The original paper said they did find a “moderate” publication bias but the new paper asserts that those researchers failed to actually take that bias into account when determining the effect size of the nudging. The new paper asserts that when you DO take the bias into account, the effect size disappears for pretty much every category except “food,” which didn’t seem to have a very strong publication bias.
I have to admit that this was a giant nerdy statistical mic drop of a paper. It’s literally two pages long. And it does have a lot of experts asking things like “The death knell for nudging?”
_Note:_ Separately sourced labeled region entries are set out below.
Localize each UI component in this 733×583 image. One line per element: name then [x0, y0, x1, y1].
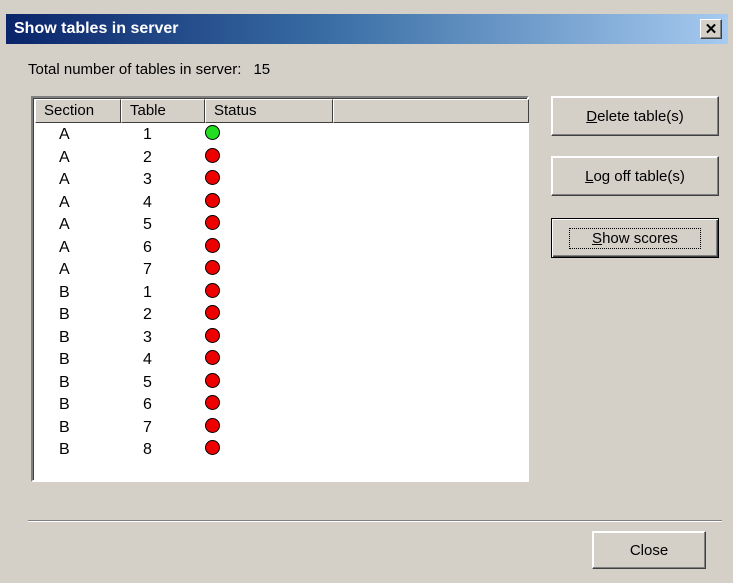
status-dot-icon [205, 147, 220, 163]
table-row[interactable]: B1 [35, 282, 525, 305]
status-dot-icon [205, 417, 220, 433]
table-row[interactable]: A6 [35, 237, 525, 260]
table-row[interactable]: B4 [35, 349, 525, 372]
table-row[interactable]: A4 [35, 192, 525, 215]
section-cell: A [59, 216, 70, 234]
table-cell: 6 [143, 238, 152, 256]
status-dot-icon [205, 372, 220, 388]
status-cell [205, 282, 333, 303]
table-row[interactable]: A5 [35, 214, 525, 237]
section-cell: B [59, 283, 70, 301]
table-row[interactable]: B5 [35, 372, 525, 395]
status-cell [205, 395, 333, 415]
tables-list[interactable]: Section Table Status A1A2A3A4A5A6A7B1B2B… [31, 96, 529, 482]
status-dot-icon [205, 125, 220, 141]
table-cell: 1 [143, 283, 152, 301]
column-header-status[interactable]: Status [205, 99, 333, 123]
table-cell: 2 [143, 148, 152, 166]
section-cell: B [59, 306, 70, 324]
status-dot-icon [205, 350, 220, 366]
table-cell: 6 [143, 396, 152, 414]
table-cell: 4 [143, 193, 152, 211]
section-cell: A [59, 126, 70, 144]
status-dot-icon [205, 282, 220, 298]
status-cell [205, 192, 333, 213]
table-row[interactable]: A1 [35, 124, 525, 147]
delete-accel: D [586, 107, 598, 125]
status-cell [205, 170, 333, 190]
status-dot-icon [205, 237, 220, 253]
delete-label: elete table(s) [597, 107, 684, 125]
table-cell: 7 [143, 261, 152, 279]
status-dot-icon [205, 192, 220, 208]
table-cell: 8 [143, 441, 152, 459]
status-cell [205, 327, 333, 348]
status-dot-icon [205, 395, 220, 411]
delete-tables-button[interactable]: Delete table(s) [551, 96, 719, 136]
column-header-table[interactable]: Table [121, 99, 205, 123]
table-row[interactable]: A3 [35, 169, 525, 192]
status-cell [205, 350, 333, 370]
scores-label: how scores [602, 229, 678, 247]
show-tables-dialog: Show tables in server ✕ Total number of … [0, 0, 733, 583]
section-cell: A [59, 193, 70, 211]
section-cell: A [59, 238, 70, 256]
status-cell [205, 305, 333, 325]
table-row[interactable]: B8 [35, 439, 525, 462]
status-dot-icon [205, 170, 220, 186]
section-cell: A [59, 261, 70, 279]
table-row[interactable]: B6 [35, 394, 525, 417]
section-cell: B [59, 441, 70, 459]
window-title: Show tables in server [14, 20, 179, 37]
close-icon[interactable]: ✕ [700, 19, 722, 39]
log-off-tables-button[interactable]: Log off table(s) [551, 156, 719, 196]
table-row[interactable]: B2 [35, 304, 525, 327]
status-dot-icon [205, 327, 220, 343]
table-row[interactable]: B7 [35, 417, 525, 440]
section-cell: B [59, 396, 70, 414]
title-bar: Show tables in server ✕ [6, 14, 728, 44]
status-cell [205, 417, 333, 438]
total-tables-label: Total number of tables in server: 15 [28, 61, 270, 78]
logoff-label: og off table(s) [593, 167, 685, 185]
status-dot-icon [205, 260, 220, 276]
table-cell: 4 [143, 351, 152, 369]
status-dot-icon [205, 305, 220, 321]
table-cell: 5 [143, 216, 152, 234]
table-cell: 3 [143, 328, 152, 346]
status-dot-icon [205, 215, 220, 231]
section-cell: B [59, 418, 70, 436]
list-body: A1A2A3A4A5A6A7B1B2B3B4B5B6B7B8 [35, 124, 525, 462]
status-cell [205, 125, 333, 145]
section-cell: A [59, 171, 70, 189]
close-button[interactable]: Close [592, 531, 706, 569]
column-header-section[interactable]: Section [35, 99, 121, 123]
status-cell [205, 215, 333, 235]
section-cell: B [59, 351, 70, 369]
status-cell [205, 237, 333, 258]
table-row[interactable]: B3 [35, 327, 525, 350]
scores-accel: S [592, 229, 603, 247]
status-cell [205, 440, 333, 460]
show-scores-button[interactable]: Show scores [551, 218, 719, 258]
table-cell: 5 [143, 373, 152, 391]
status-cell [205, 260, 333, 280]
status-dot-icon [205, 440, 220, 456]
list-header: Section Table Status [35, 99, 529, 123]
section-cell: A [59, 148, 70, 166]
table-cell: 1 [143, 126, 152, 144]
status-cell [205, 147, 333, 168]
table-cell: 2 [143, 306, 152, 324]
separator [28, 520, 722, 522]
section-cell: B [59, 373, 70, 391]
table-row[interactable]: A2 [35, 147, 525, 170]
table-row[interactable]: A7 [35, 259, 525, 282]
table-cell: 3 [143, 171, 152, 189]
total-tables-count: 15 [253, 61, 271, 78]
table-cell: 7 [143, 418, 152, 436]
section-cell: B [59, 328, 70, 346]
column-header-empty[interactable] [333, 99, 529, 123]
status-cell [205, 372, 333, 393]
total-tables-text: Total number of tables in server: [28, 61, 242, 78]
But I’ve seen a number of other experts taking a more moderate standpoint, which I hope to summarize fairly as such: “nudging” is a catch-all term for a wide swath of actions with an equally wide variety of hoped for results. Can you really do a meta-analysis that compares, say, “getting a handful of kids to pick a fruit cup instead of a cookie for dessert at an after school program” with “convince 100 million Americans to get vaccinated?” And those are purposely ridiculous things to compare but what about similar nudging experiments, like “getting kids to pick a fruit cup by telling them they also get a prize if they take it over a cookie” and “getting people to pick healthier options at a salad bar by making the unhealthy things harder to reach”? Personally, in my unprofessional opinion, you still can’t compare them. Not every idea you have for encouraging healthy eating is going to work for every population. Maybe the kids don’t pick the fruit cup because they don’t like your prize…that wouldn’t tell us anything about whether or not adults at a salad bar will make healthier choices if you put the salad dressing out of reach. They’re both “nudging” about healthy food choices but they’re very different things.
So no, I don’t think this is the death knell of nudging but maybe we can ditch the overly dreamy idea that nudging is the world’s cure-all, which to be fair happens to every psychological concept that ends up the star of a popular science book that Oprah probably likes. Microexpressions, the wisdom of crowds, anything Malcolm Gladwell writes about: it’s okay for a small thing to have a small effect in specific circumstances. It just doesn’t necessarily sell books, or get researchers tenure.